New York Bill Poses "Existential Threat" To Gun Industry

A bill on the move in the New York legislature is designed to bankrupt or destroy the firearms industry by allowing lawsuits against gun companies when firearms are used in crimes in the state by rewriting the state’s public nuisance law. We first told you about SB 1048A back in April, when state Senator Zellnor Myrie began stumping for the legislation, and since then the bill has continued to gain steam in Albana, with a Senate committee discussing the measure today in advance of a soon-to-come vote.

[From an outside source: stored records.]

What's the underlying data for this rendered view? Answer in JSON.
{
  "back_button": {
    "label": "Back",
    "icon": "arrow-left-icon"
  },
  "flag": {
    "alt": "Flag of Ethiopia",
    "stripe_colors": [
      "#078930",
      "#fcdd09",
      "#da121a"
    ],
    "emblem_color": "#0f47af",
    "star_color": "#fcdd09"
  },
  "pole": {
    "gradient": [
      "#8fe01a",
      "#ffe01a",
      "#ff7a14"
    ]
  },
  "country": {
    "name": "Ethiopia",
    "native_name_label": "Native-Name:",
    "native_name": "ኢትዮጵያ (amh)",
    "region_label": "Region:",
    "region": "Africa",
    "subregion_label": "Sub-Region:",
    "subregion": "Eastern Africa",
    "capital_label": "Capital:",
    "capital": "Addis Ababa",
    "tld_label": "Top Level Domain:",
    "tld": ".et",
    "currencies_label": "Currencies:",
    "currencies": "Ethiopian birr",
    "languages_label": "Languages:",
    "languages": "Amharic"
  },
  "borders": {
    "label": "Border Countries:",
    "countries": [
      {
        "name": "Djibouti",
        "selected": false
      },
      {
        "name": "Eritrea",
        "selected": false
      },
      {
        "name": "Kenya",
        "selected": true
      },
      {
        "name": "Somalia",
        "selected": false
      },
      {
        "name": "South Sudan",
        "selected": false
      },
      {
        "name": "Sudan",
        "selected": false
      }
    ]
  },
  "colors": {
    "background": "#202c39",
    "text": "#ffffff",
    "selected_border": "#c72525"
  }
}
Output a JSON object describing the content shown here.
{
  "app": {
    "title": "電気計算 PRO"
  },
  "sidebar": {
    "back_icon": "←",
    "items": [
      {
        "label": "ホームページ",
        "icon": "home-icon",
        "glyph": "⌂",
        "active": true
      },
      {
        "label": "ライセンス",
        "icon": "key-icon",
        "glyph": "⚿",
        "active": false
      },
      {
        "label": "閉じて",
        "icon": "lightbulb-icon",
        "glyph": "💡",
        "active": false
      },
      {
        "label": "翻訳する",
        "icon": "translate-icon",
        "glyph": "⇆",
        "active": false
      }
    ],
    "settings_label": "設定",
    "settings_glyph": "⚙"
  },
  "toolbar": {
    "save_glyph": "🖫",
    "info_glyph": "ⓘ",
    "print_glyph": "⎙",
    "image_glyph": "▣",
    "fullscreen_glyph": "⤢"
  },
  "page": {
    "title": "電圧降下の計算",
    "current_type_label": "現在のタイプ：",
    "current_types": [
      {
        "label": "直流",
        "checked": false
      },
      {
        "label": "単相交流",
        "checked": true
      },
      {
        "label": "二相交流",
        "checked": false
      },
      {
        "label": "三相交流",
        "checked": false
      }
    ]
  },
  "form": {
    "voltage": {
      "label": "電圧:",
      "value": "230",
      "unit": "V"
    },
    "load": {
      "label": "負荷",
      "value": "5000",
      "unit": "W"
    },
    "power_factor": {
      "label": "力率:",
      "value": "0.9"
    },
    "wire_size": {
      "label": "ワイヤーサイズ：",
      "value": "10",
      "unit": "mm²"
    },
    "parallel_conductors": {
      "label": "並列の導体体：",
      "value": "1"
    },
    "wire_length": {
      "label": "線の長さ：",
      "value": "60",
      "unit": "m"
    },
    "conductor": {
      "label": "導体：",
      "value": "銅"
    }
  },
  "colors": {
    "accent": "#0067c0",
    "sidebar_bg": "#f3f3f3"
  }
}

On today’s Bearing Arms’ Cam & Co, Larry Keane, the National Shooting Sports Foundation’s senior vice president and general counsel, explains why this bill poses an existential threat to your right to keep and bear arms, and why it’s critical that New York gun owners start speaking out and voicing their opposition to the latest attempt by the anti-gun lobby to weaponize the court system against our Second Amendment rights.

As Keane explains, Myrie’s bill would in essence declare the firearms industry to be a public nuisance, allowing manufacturers, distributers, and retailers to be sued anytime a gun is used in the commission of a crime in the state. The proposal is a flagrant attempt to get around the federal Protection of Lawful Commerce in Arms Act, which was passed by a bi-partisan vote in Congress back in 2005. That federal law is meant to prevent these types of junk lawsuits that are designed to bankrupt and destroy the firearms industry, but Myrie and his anti-gun colleagues believe they’ve found a loophole by making changes to the state’s public nuisance laws.

If this bill were to become law, Keane says many gun companies would simply pull out of the state of New York, but that alone wouldn’t be enough to stop the threat, because the bill doesn’t attempt to confine itself to guns originally sold in the state. Let’s say a gun was legally sold in the state of Virginia in 2011, but was stolen in a burglary a few years later and ended up at a crime scene in New York this year. Under Myrie’s bill the manufacturer, and even the Virginia gun shop could be subject to litigation in the state of New York, even if they followed federal and state law when it came to the manufacture and sale of the firearm.


Imagine if Democrats in New York tried to apply this same legal strategy to other industries. A 16-year old steals a case of beer from his neighbor’s garage, gets drunk, then “borrows” dad’s car and ends up getting into an accident that injures another. Who in their right mind would think that it’s the fault of Anheuser Busch or the Ford motor company?

Here’s another example, taken from another story we discuss on today’s show. An 11-year old boy in California carjacks someone, and then uses that car as a getaway vehicle in another assault and robbery. Should the state of California be able to sue General Motors because the auto company knows that a certain percentage of their products will be stolen, yet they continue to sell cars without “smart technology” that prevents them from being driven by anyone other than an authorized user?

It sounds insane, right? Yet this legal theory is a the lynchpin of a strategy on behalf of anti-gun groups like Everytown for Gun Safety to flood the courts with similar lawsuits. Even if each and every one of the suits are ultimately unsuccessful, gun manufacturers, retailers, and distributors are going to have to pay attorneys to defend them in each case, and none of these companies have the deep pockets of Everytown founder Michael Bloomberg or access to taxpayer dollars like New York Attorney General Letitia James. In short, the legislation is designed to hurt the gun industry, whether they successfully defend themselves in these cases or not. Death by a thousand cuts or death by one huge verdict; either way, the firearms industry could be killed off by Myrie’s bill, and that’s exactly what the gun control lobby is hoping for.